British singer Joss Stone says she has been deported from Iran because authorities believed she was attempting to play an unsanctioned concert in the country, which prohibits female musicians performing in public.
“We got detained and then we got deported,” the 32-year-old said in an Instagram video on Wednesday, while dressed in a white headscarf. She says she was on a “blacklist” and that the authorities “don’t believe we wouldn’t be playing a public show” on what would have been the final leg of her world tour.
“After long discussions with the most friendly, charming and welcoming immigration people, the decision was made to detain us for the night and to deport us in the morning,” Stone said. “Of course I was gutted. So close yet so far.”

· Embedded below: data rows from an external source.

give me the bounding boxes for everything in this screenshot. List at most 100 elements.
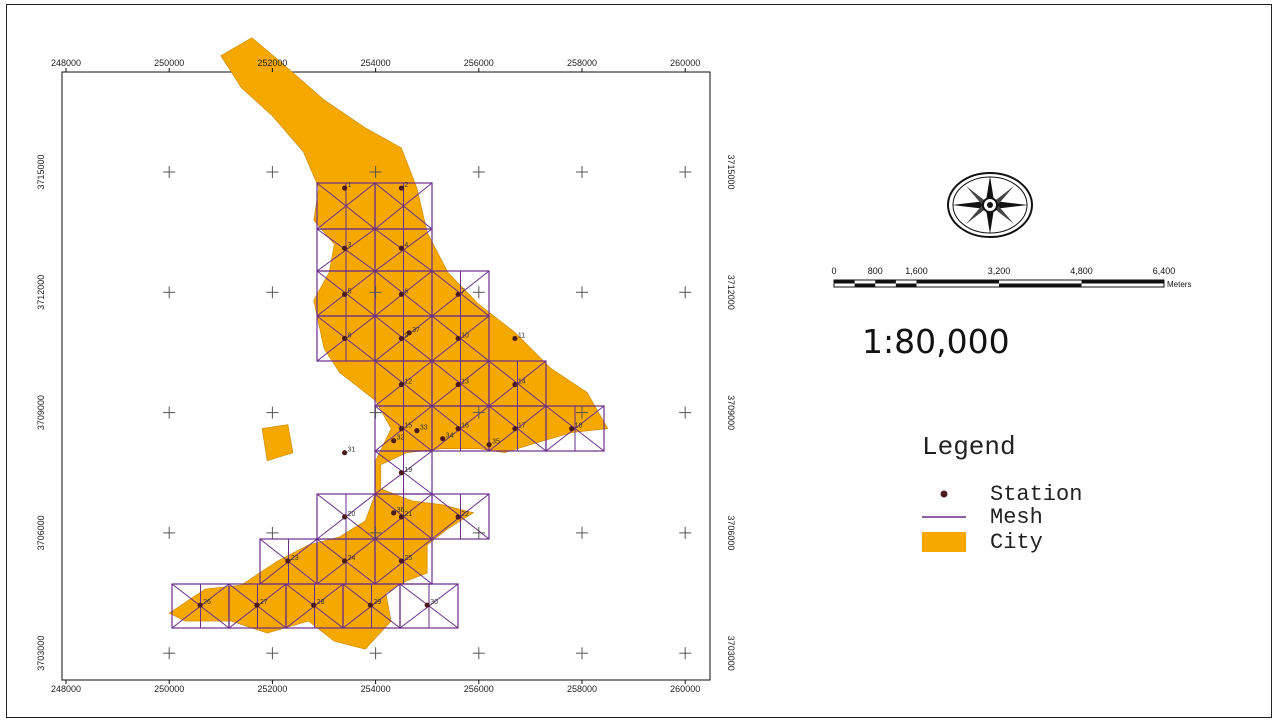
station-point bbox=[414, 428, 420, 434]
station-label: 24 bbox=[348, 555, 356, 562]
station-point bbox=[342, 291, 348, 297]
scale-tick-label: 4,800 bbox=[1070, 266, 1093, 276]
station-point bbox=[512, 381, 518, 388]
station-label: 21 bbox=[404, 511, 412, 518]
scale-tick-label: 3,200 bbox=[988, 266, 1011, 276]
station-point bbox=[398, 470, 404, 476]
x-tick-label-top: 248000 bbox=[51, 58, 81, 68]
scale-segment bbox=[895, 283, 917, 287]
station-point bbox=[254, 602, 260, 608]
y-tick-label-right: 3715000 bbox=[726, 154, 736, 189]
station-label: 17 bbox=[518, 423, 526, 430]
station-point bbox=[285, 558, 291, 564]
station-point bbox=[486, 442, 492, 448]
station-label: 5 bbox=[348, 288, 352, 295]
figure-frame bbox=[6, 4, 1272, 718]
station-label: 11 bbox=[518, 332, 525, 339]
station-label: 20 bbox=[348, 511, 356, 518]
station-point bbox=[342, 450, 348, 456]
x-tick-label-bottom: 254000 bbox=[361, 684, 391, 694]
y-tick-label-left: 3712000 bbox=[36, 275, 46, 310]
station-label: 27 bbox=[260, 599, 268, 606]
scale-segment bbox=[875, 280, 896, 284]
scale-segment bbox=[999, 283, 1082, 287]
station-label: 34 bbox=[446, 433, 454, 440]
station-point bbox=[455, 291, 461, 297]
station-label: 8 bbox=[348, 332, 352, 339]
graticule-crosses bbox=[163, 166, 692, 660]
scale-bar: 0 800 1,600 3,200 4,800 6,400 Meters bbox=[831, 266, 1191, 289]
station-label: 25 bbox=[404, 555, 412, 562]
station-point bbox=[455, 514, 461, 520]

In the video, the singer said she was aware that there couldn’t be a public concert because of her gender and that she wasn’t trying to “change the politics of the countries I visit or put other people in danger.”
In a statement to TheWrap, Stone said that the immigration officials treated her with “the utmost class and compassion” and were apologetic even as they escorted her to her plane. “We were the ones that should have been apologising for not having our correct paper work,” the singer wrote. “The ball was dropped on this one and it wasn’t them.”
“I have to say I never imagined that being deported in Iran would be such a delightful human experience,” she added. This is a situation that could have been so so very different. It solidifies my belief further. People are good.”
Iran’s Ministry of Foreign Affairs did not return TheWrap’s request for comment.
Stone’s Total World Tour started in Morocco in March 2014 and included Kazakhstan, Mongolia, Belize and Jordan. The purpose of the tour to “bring loveliness in a form of music to every country on our planet,” according to the artist’s website. Aside from performing, Stone’s tour also included charity work in Lebanon, Syria and Mauritius, where she supported Mo’zar Atelier Musique, a group that helps children access music lessons.
The singer was barred from playing in Iran despite the regime’s stance on music being performed in the country has loosened slightly in recent years, as detailed in the New York Times. All forms of music were banned immediately after the regime took control in 1979, but in the late ’90s some restrictions were lifted under reformist president Mohammad Khatami, who allowed western classical music to be taught at Tehran University and permitted concerts where women could sing in front of other women.
Iranian president Mahmoud Ahmadinejad banned western music from state radio and TV stations in 2005 in order to block “indecent and western music from the Islamic Republic of Iran Broadcasting.” Women singing by themselves continues to be a taboo in Iran, with some exceptions being permitted for opera.